According to the Maryland Department of Natural Resources, early March runoff into the Susquehanna River watershed from heavy rains and snowmelt has brought a flood of nutrients and sediment-laden freshwater flowing into the Chesapeake Bay. This heavy spring runoff has resulted in record low water clarity for the month of March in many areas of Maryland’s portion of the Chesapeake Bay.
Continued wet spring weather could extend these high flows which, in turn, could result in less underwater grasses and increased algal blooms. The Maryland Department of Natural Resources (DNR) is expected to continue its comprehensive Chesapeake Bay water quality habitat and living resources monitoring to assess any short- or long-term storm-related impacts.
On March 12, 2011, two days after a very heavy rain event (2+ inches) across the region, the U.S. Geological Survey (USGS) recorded a peak “flow” of 485,000 cubic feet/second (cfs) from the Susquehanna River at Conowingo Dam.
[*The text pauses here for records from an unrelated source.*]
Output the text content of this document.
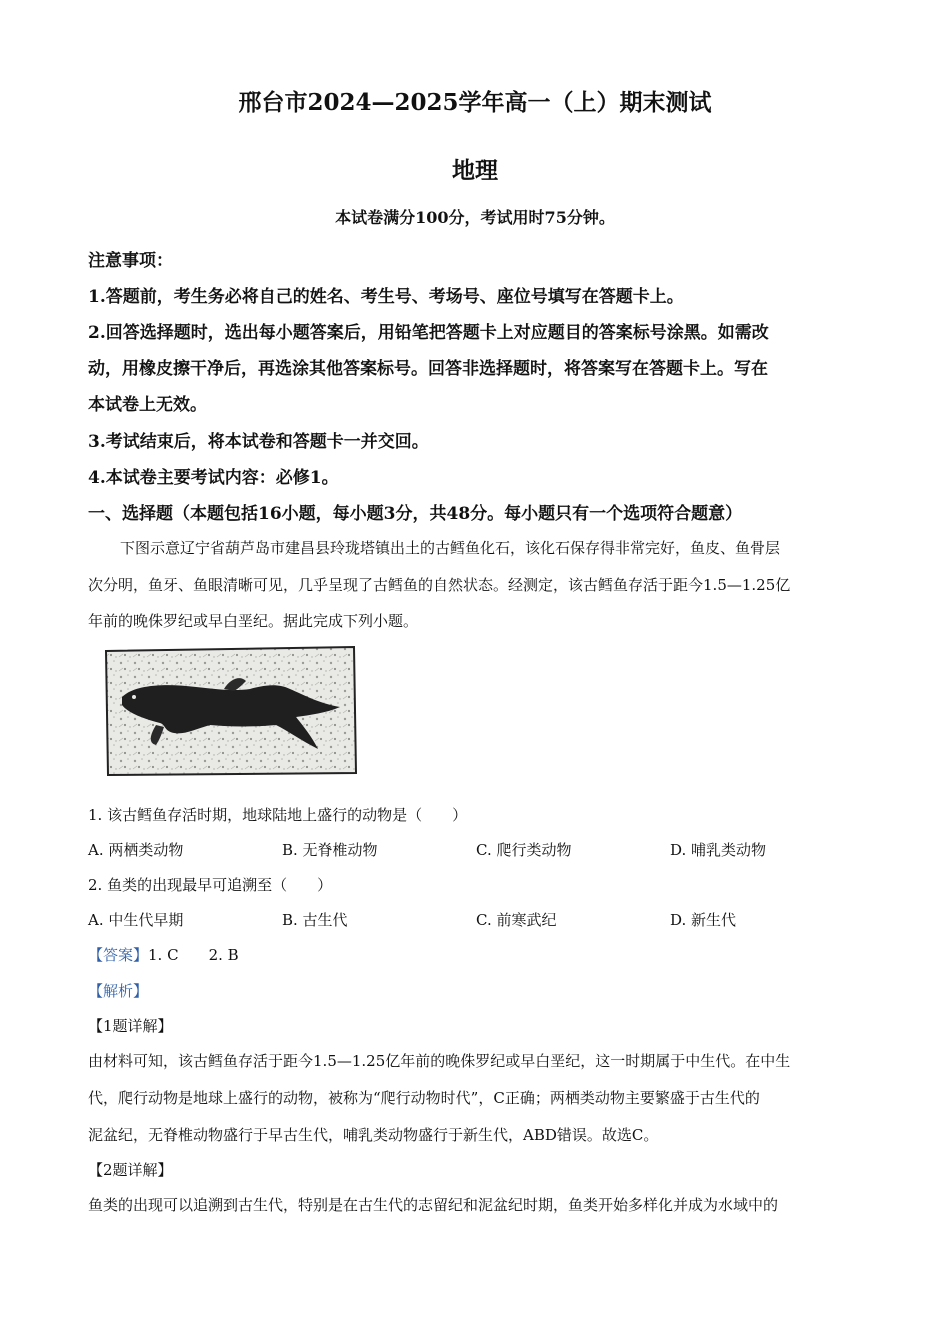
邢台市2024—2025学年高一（上）期末测试
地理
本试卷满分100分，考试用时75分钟。
注意事项：
1.答题前，考生务必将自己的姓名、考生号、考场号、座位号填写在答题卡上。
2.回答选择题时，选出每小题答案后，用铅笔把答题卡上对应题目的答案标号涂黑。如需改
动，用橡皮擦干净后，再选涂其他答案标号。回答非选择题时，将答案写在答题卡上。写在
本试卷上无效。
3.考试结束后，将本试卷和答题卡一并交回。
4.本试卷主要考试内容：必修1。
一、选择题（本题包括16小题，每小题3分，共48分。每小题只有一个选项符合题意）
下图示意辽宁省葫芦岛市建昌县玲珑塔镇出土的古鳕鱼化石，该化石保存得非常完好，鱼皮、鱼骨层
次分明，鱼牙、鱼眼清晰可见，几乎呈现了古鳕鱼的自然状态。经测定，该古鳕鱼存活于距今1.5—1.25亿
年前的晚侏罗纪或早白垩纪。据此完成下列小题。
1. 该古鳕鱼存活时期，地球陆地上盛行的动物是（　　）
A. 两栖类动物	B. 无脊椎动物	C. 爬行类动物	D. 哺乳类动物
2. 鱼类的出现最早可追溯至（　　）
A. 中生代早期	B. 古生代	C. 前寒武纪	D. 新生代
【答案】1. C　　2. B
【解析】
【1题详解】
由材料可知，该古鳕鱼存活于距今1.5—1.25亿年前的晚侏罗纪或早白垩纪，这一时期属于中生代。在中生
代，爬行动物是地球上盛行的动物，被称为“爬行动物时代”，C正确；两栖类动物主要繁盛于古生代的
泥盆纪，无脊椎动物盛行于早古生代，哺乳类动物盛行于新生代，ABD错误。故选C。
【2题详解】
鱼类的出现可以追溯到古生代，特别是在古生代的志留纪和泥盆纪时期，鱼类开始多样化并成为水域中的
Average monthly flows at that site in March are about 75,000 cfs. This is the highest average daily flow rate observed at the dam since floodwaters from Tropical Storm Ivan passed in September 2004.
A review of 26 years of water clarity data collected by the State shows that depth measurements in the Chesapeake Bay and many tributaries in March 2011 are below historic measures or set new historic lows.
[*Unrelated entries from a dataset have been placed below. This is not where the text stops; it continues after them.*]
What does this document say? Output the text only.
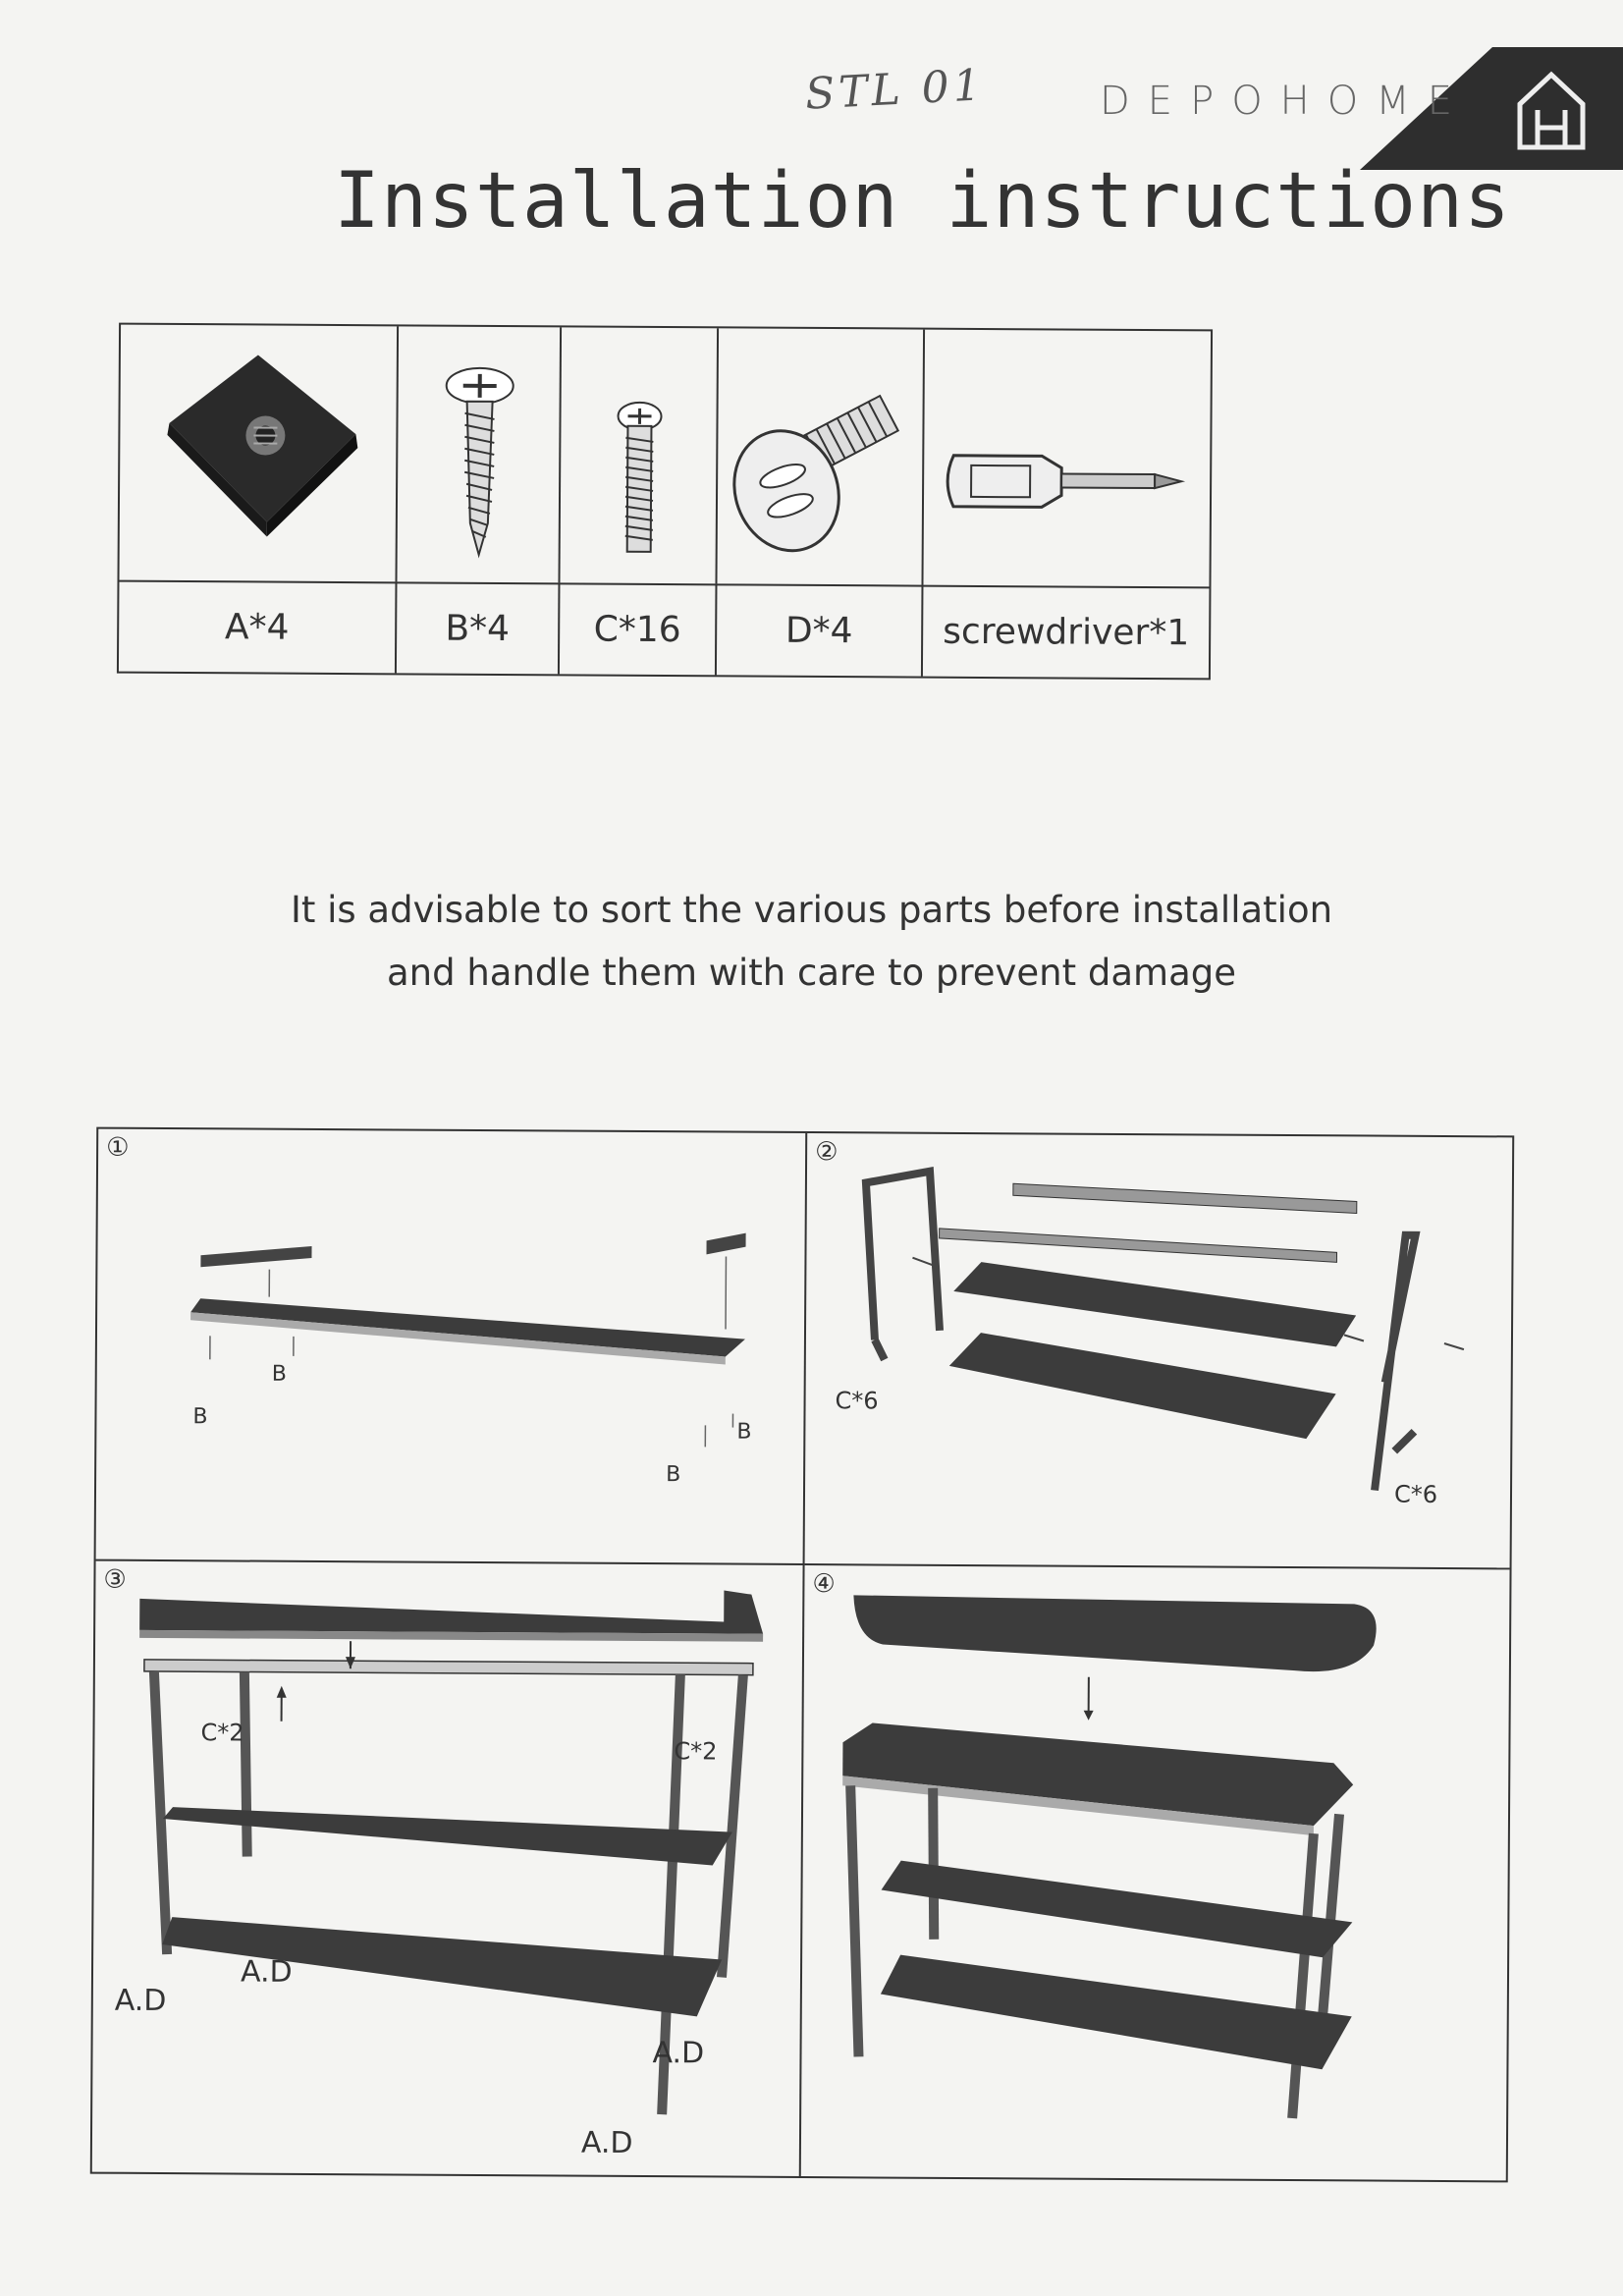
STL 01	DEPOHOME
Installation instructions
A*4	B*4	C*16	D*4	screwdriver*1
It is advisable to sort the various parts before installation
and handle them with care to prevent damage
①
B
B
B
B
②
C*6
C*6
③
C*2
C*2
A.D
A.D
A.D
A.D
④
A high amount of freshwater flowing into the Chesapeake Bay erodes sediments and transports polluted runoff (including nutrients and sediments) downstream towards the Bay.
The early spring season is a critical period for underwater grasses, which are beginning to grow. Also affected are saltwater and anadromous fish such as striped bass, yellow perch, river herring and American shad, all of which spawn in the Chesapeake during the Spring.